Нужно встать, заварить этот проклятый чай, потом пить его в одиночестве, глядя на пачку «Лю», а потом приниматься в одиночестве за работу. Я здесь, я сохну, а он в корпусе Е, в скольких метрах от меня? В 200 метрах птичьего полета? В своей студенческой комнатушке, тоже скучает? Или, может, у него одна из этих, она вся сжалась, нет, не хочу думать об этой суке с подведенными глазами, нет, он сейчас вкалывает – он у себя, а я у себя, каждый в своей изолированной комнате, словно два узника. Но моя тюрьма – это я сама, она закусила подушку, погрузив лицо в ее влажную теплоту, напрягшись всем своим распростертым и жаждущим телом, сказала приглушенным обезумевшим голосом: «О Жоме, люби меня, люби меня, я прошу тебя, люби меня».
II
18 часов 30
Направляясь в кафетерий, Фременкур почувствовал, что устал. Вдруг отяжелели ноги. Как он ни боролся с собой, сутулились плечи, гнулась спина. Плохой день. Он испытывал все меньше удовольствия от чтения лекций в этой огромной аудитории, перед сотнями студентов. Какая бессмыслица, если подумать, – преподавать нужно совсем по-другому. Противно было от выходки Рансе в клубе, от его более или менее завуалированных выпадов. И наконец, только что эта длинная, бесполезная, утомительная дискуссия с Жозетт Лашо. Она теперь меня даже не слушает, из нее так и прут лозунги, вероятно нашла себе духовного руководителя (кривая улыбка) среди самых оголтелых гошистов. Она почти кричала на меня. Нельзя поддаваться той сердечности, которой так настойчиво добиваются некоторые студентки в отношениях с профом. Я сразу должен был понять, что она отождествляет меня со своим родителем. Полный перенос, включая и комплекс любовь-ненависть. А теперь, когда я с ней не согласен, я, оказывается, «бросаю» ее, как бросил отец, хотя с госпожой Лашо разошелся все же не я.
Фременкур вошел в кафетерий. Столь пышно именовалась мрачная комната без окон, освещенная неоновыми лампами, вдоль стен стояли автоматы. В кафетерии было пусто, только высокий рыжий студент слонялся из угла в угол, уставясь в пол. Фременкур нащупал жетон во внутреннем кармане жилета, сунул его в автомат, нажал кнопку под надписью: «Чай с сахаром». Раздался щелчок, в нишу под краном автомата с неотвратимостью судьбы упал картонный стаканчик.

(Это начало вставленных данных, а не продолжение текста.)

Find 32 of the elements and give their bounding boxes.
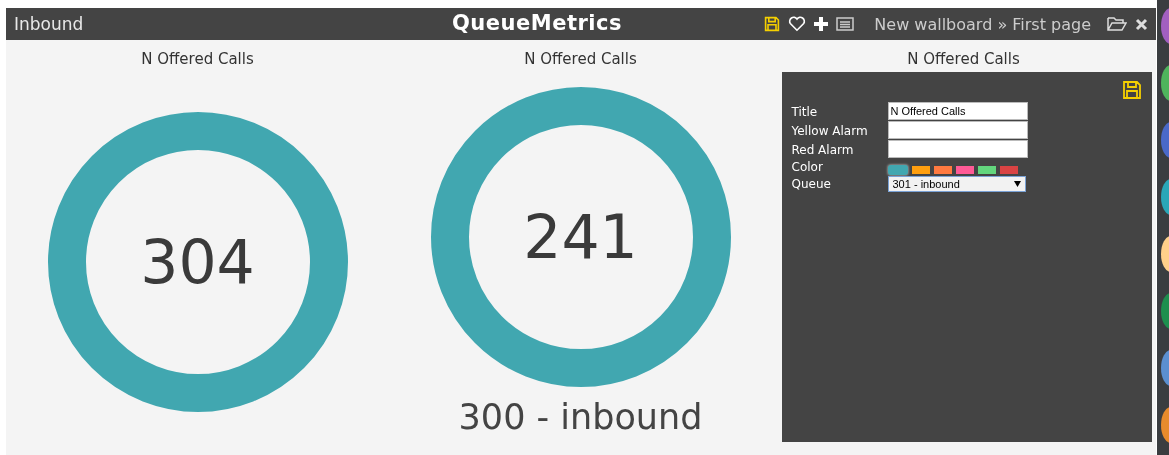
queue-label: 300 - inbound	[458, 396, 703, 437]
save-icon[interactable]	[764, 16, 781, 32]
input-field[interactable]: N Offered Calls	[887, 102, 1028, 120]
page-title: Inbound	[14, 14, 84, 34]
field-label: Color	[791, 159, 824, 175]
queue-dropdown[interactable]: 301 - inbound	[887, 176, 1026, 192]
color-swatch[interactable]	[933, 166, 952, 174]
widget-title: N Offered Calls	[907, 50, 1020, 68]
color-swatch[interactable]	[977, 166, 996, 174]
close-icon[interactable]	[1135, 17, 1148, 31]
field-label: Queue	[791, 176, 832, 192]
widget-title: N Offered Calls	[141, 50, 254, 68]
caret-icon[interactable]	[1013, 181, 1021, 187]
call-count: 241	[523, 206, 638, 267]
field-label: Title	[791, 104, 819, 120]
save-icon[interactable]	[1121, 80, 1142, 100]
field-label: Red Alarm	[791, 142, 855, 158]
heart-icon[interactable]	[788, 16, 807, 32]
color-swatch[interactable]	[887, 165, 908, 175]
field-label: Yellow Alarm	[791, 123, 869, 139]
input-field[interactable]	[887, 121, 1028, 139]
list-icon[interactable]	[836, 17, 855, 31]
plus-icon[interactable]	[814, 17, 829, 31]
color-swatch[interactable]	[955, 166, 974, 174]
brand-logo: QueueMetrics	[452, 10, 622, 37]
color-swatch[interactable]	[911, 166, 930, 174]
folder-icon[interactable]	[1107, 16, 1127, 32]
breadcrumb: New wallboard » First page	[874, 14, 1091, 34]
call-count: 304	[140, 231, 255, 292]
input-field[interactable]	[887, 140, 1028, 158]
color-swatch[interactable]	[999, 166, 1018, 174]
widget-title: N Offered Calls	[524, 50, 637, 68]
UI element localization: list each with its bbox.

Довольно неуклюжая, впрочем, судьба, стаканчик обычно падал набок, приходилось рукой придавать ему должное положение. Фременкур отдернул пальцы как раз вовремя, кран выплеснул струю черной жидкости, которая иссякла, когда стаканчик наполнился на три четверти. Отличная метафора: в интеллектуального бонзу вводят жетон-оклад, и бонза выплескивает общий курс. Лекция длится час, а по истечении часа, одарив их должной порцией духовной манны, я иссякаю и ухожу. Фременкур сам удивился, что подумал с такой издевкой о своей работе. Нас душит количество, вот в чем дело, мы стоим у конвейера – штампуем лиценциатов, как «Ситроен» малолитражки.
49
Бог дал вам одно лицо, а вы себе делаете другое (англ.).